HOME, Manchester.
13 September 2017.
Gary McNair takes us back to a time when the Sugababes and Girls Aloud were in the charts, the second Star Wars trilogy was unfolding and he was the proud owner of a mobile phone with 60 minutes of free calls and 90 free texts. Finding himself increasingly isolated and alienated from small town life he seeks answers in the words and music of Steven Patrick Morrissey.
Like his previous show, A Gambler’s Guide to Dying, this plunders McNair’s past life to produce an engaging piece of storytelling which gradually reveals some difficult underlying issues.
A wire cage structure acts as a backdrop, containing 25 powerful spotlights and decorated with various images (like posters on a teenager’s wall) which flash and illuminate at key moments in the story. There is also a small bedroom space where McNair starts the show, lying on the floor listening to The Smiths. He lifts the record gently off the turntable and carefully places it back in its sleeve before he starts to speak.
The show’s main focus is on McNair’s life when he was “15, clumsy and shy”. With a growing sense of being an outsider in his own town he finds himself referred to a teacher at school who acts as an amateur counsellor dealing with the “nutters and bedwetters”.
Advised by the hapless counsellor to share his worries with someone, McNair choses Morrissey. Having read in the NME that the singer replies to letters, he sets about writing to him. Over the course of this correspondence (15 year old McNair is keen to stress this is not fan mail…) it becomes apparent that as well as feeling that he doesn’t fit in he is also worried about a friend, Tony, who is trapped within a difficult family situation. Tony has developed some sort of notoriety in school over rumours of bad behaviour at home. Unable to get through to Tony and increasingly shut out by his friend, McNair ponders what the right thing is to do. Seeking advice from Morrissey on all of this, he signs himself off as’ The Boy With The Thorn in His Side’, sends the letters and awaits a response.

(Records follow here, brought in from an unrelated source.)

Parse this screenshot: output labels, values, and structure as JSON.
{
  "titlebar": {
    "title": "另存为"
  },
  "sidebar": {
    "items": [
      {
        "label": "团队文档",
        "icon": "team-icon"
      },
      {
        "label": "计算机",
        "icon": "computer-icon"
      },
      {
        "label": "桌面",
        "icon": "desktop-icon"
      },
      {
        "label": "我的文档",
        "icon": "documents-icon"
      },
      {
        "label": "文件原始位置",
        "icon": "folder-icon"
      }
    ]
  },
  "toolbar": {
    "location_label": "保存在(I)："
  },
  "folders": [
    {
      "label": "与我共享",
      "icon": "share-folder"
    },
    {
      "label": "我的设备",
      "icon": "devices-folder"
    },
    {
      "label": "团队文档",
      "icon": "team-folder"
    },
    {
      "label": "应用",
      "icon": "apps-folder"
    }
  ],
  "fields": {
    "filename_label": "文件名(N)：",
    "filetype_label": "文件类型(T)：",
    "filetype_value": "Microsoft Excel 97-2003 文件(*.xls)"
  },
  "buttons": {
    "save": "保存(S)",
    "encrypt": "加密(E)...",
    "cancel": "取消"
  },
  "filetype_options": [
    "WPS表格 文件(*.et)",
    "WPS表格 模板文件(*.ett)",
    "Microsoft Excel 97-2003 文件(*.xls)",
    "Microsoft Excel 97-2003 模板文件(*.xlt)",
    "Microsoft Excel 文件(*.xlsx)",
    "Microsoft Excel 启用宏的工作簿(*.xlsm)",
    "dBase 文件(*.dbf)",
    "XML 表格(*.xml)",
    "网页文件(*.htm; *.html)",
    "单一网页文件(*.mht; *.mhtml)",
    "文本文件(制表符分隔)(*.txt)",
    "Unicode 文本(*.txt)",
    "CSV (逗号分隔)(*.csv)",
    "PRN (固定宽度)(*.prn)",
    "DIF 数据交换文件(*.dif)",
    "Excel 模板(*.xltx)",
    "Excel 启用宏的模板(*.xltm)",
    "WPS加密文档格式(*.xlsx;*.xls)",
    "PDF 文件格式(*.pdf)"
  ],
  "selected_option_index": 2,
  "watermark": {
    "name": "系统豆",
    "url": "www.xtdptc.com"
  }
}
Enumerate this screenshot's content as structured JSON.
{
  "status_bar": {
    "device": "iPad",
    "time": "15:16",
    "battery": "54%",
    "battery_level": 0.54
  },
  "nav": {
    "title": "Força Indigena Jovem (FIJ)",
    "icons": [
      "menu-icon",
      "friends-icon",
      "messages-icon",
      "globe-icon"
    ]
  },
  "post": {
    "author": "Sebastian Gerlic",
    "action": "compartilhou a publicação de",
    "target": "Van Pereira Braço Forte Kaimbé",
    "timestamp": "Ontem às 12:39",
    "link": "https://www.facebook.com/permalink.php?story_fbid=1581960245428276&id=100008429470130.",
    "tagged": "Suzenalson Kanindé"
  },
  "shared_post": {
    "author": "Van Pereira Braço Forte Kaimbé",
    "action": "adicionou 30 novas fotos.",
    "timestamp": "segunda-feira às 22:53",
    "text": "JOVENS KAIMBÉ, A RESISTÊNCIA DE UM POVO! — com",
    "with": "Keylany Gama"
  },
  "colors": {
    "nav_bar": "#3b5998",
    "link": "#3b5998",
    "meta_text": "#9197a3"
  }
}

McNair populates his breezy monologue with a cast of vividly drawn characters including the gloriously indiscreet school counsellor Mr McKinnon and his own plain speaking friend Jan The Lesbian. He is an unassuming performer, effectively evoking each character through the words they speak and subtle unshowy shifts in tone and movement.
The story effectively explores the fraught relationships between teenage fans and the stars who they place on a pedestal. Like so many others the teenage McNair appropriates song lyrics to bring a much-needed coherence to confusing and complex feeling. Music can be transformative but with some performers there is also more – an inexplicable sense that simply through experiencing their music we somehow come to know them. Recounting his eventual encounter with Morrissey at a concert at Glasgow Barrowland, McNair captures the communal thrill of a concert – re-living his profound inner rush mingling with a powerful collective experience.
The show is not an exercise in hero-worship and, to a great extent, it isn’t even about Morrissey. McNair is well aware that the singer was and is a difficult person to totally admire. As he ponders his own flaws he is reassured by Morrissey’s imperfections. Ironically, it is the realisation that answers aren’t going to arrive through the post that spurs him to act on his own initiative.
Now grown up and looking back, McNair finds himself calmly re-evaluating his tenuous relationship with Morrissey but also struggling with still unresolved feelings for the place and people he left behind.
McNair’s ‘Letters To Morrissey‘ expertly balances buoyant comic observation with a thoughtful spotlight on some tough realities. It’s a compassionate backward glance to a point in time where reassuring certainties fade and the lines between being a child or an adult become frustratingly blurred.